30796
Maternal Androgen-Related Conditions and Risk of ASD

Poster Presentation
Thursday, May 2, 2019: 11:30 AM-1:30 PM
Room: 710 (Palais des congres de Montreal)
R. S. Rotem1,2, G. Chodick2, M. Davidovitch3, G. Koren2, V. Shalev2, R. Hauser1, B. A. Coull1 and M. Weisskopf1, (1)Harvard T.H. Chan School of Public Health, Boston, MA, (2)Maccabi Institute for Research and Innovation, Tel Aviv, Israel, (3)Medical Division, Maccabi Healthcare Services, Tel Aviv, Israel
Background:

Fetal exposure to elevated steroid sex hormone levels has been proposed to contribute to the development of ASD. While some support for this hypothesis comes from studies assessing in-utero androgen concentrations, measured levels may reflect androgens produced by the mother, placenta, or fetus. Thus, the possibility of reverse causation, i.e. that a fetus that will become a child with ASD produces more androgens than a typically developing fetus, rather than the high androgens causing the ASD, is difficult to rule-out. An association between high maternal androgen levels and ASD could more directly implicate androgen exposure as a causal factor. Previous publications reported associations between mothers with androgen-related conditions (namely polycystic ovary syndrome (PCOS) and hirsutism) and risk of ASD in progeny, but available data are limited and conflicting, and interpretation of the results is complicated by some evidence suggesting that direct transfer of maternal androgens to the fetus is restricted by the placental aromatase. This raises the possibility that any association between maternal hyperandrogenicity and ASD risk is mediated by other factors associated with maternal androgen excess, rather than being a direct result of the androgen hormones themselves.

Objectives:

To examine the association between PCOS, the primary cause of hyperandrogenicity in women of reproductive age, and risk of ASD in progeny, and to determine the extent to which this association is mediated by maternal androgen-related comorbidities such as metabolic and cardiovascular problems and use of infertility treatments. Additionally, to examine the association between risk of ASD and other maternal conditions that cause, or are caused by, excess androgens.

Methods:

The study included 437,222 singleton births (4,022 with ASD) occurring between 1999 through 2013 in a large health fund in Israel. Data on ASD diagnoses, maternal androgen-related conditions and comorbidities, drug dispensing, and laboratory test results were obtained through 2016. Maternal conditions and ASD cases were identified through ICD-9 codes with further verification through review of medical records and laboratory results. Analyses of androgen-related conditions were performed using generalized estimating equation (GEE) models.

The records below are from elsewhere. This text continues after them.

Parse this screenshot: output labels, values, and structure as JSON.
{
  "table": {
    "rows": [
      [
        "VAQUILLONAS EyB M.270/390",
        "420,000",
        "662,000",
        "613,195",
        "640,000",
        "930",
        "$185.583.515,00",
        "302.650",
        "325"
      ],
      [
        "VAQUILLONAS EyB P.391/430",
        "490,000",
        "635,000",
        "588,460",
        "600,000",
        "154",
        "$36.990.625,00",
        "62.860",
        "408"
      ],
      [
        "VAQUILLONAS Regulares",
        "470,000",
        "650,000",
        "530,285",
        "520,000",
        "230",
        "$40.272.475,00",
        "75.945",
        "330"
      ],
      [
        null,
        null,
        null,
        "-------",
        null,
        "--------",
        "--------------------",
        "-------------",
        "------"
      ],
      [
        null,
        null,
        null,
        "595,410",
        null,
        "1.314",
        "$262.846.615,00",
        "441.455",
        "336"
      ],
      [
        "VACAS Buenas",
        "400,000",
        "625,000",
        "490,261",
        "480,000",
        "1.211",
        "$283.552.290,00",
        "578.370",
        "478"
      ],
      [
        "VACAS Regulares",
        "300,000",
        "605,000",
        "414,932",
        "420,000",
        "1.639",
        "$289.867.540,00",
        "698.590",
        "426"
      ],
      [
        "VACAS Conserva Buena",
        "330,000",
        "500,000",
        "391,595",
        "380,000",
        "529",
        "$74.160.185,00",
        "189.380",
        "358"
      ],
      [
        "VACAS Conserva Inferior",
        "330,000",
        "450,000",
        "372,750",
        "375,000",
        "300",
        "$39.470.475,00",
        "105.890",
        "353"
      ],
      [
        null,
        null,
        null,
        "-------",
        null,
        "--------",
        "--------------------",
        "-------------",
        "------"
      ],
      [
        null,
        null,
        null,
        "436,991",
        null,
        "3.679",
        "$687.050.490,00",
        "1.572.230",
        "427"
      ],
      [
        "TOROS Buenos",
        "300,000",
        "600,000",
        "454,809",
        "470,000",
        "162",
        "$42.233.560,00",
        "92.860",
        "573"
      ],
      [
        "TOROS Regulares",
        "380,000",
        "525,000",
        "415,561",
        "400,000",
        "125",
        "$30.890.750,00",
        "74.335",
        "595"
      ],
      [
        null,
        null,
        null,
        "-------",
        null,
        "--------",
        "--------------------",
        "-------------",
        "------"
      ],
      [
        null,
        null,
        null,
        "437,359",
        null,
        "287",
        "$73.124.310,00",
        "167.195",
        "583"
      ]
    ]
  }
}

Causal mediation analysis for multiple mediators using an imputation approach was performed to obtain natural direct and indirect effects of PCOS on ASD risk.

Results:

Children born to mothers diagnosed preconceptionally with PCOS (n= 17,922) had higher odds of ASD compared to children born to mothers without this condition (OR=1.28, 95%C.I:1.10-1.49). Elevated effects were also observed for other maternal conditions possibly caused by androgen excess, including acne, hirsutism, and infertility. Causal mediation analysis for PCOS indicated that mediation through any of the mediators considered accounted for approximately 1/5 of the total effect observed.

Conclusions:

Results suggest a link between maternal PCOS as well as other androgen-related conditions and ASD risk in progeny, and additionally indicate that the observed effect is not entirely mediated by common comorbidities associated with excess androgens. Findings provide some support for a possible direct involvement of maternal hyperandrogenicity in ASD etiology. Alternatively, the observed effects could also be caused by other factors that affect maternal androgen homeostasis and fetal neurodevelopment though independent mechanisms.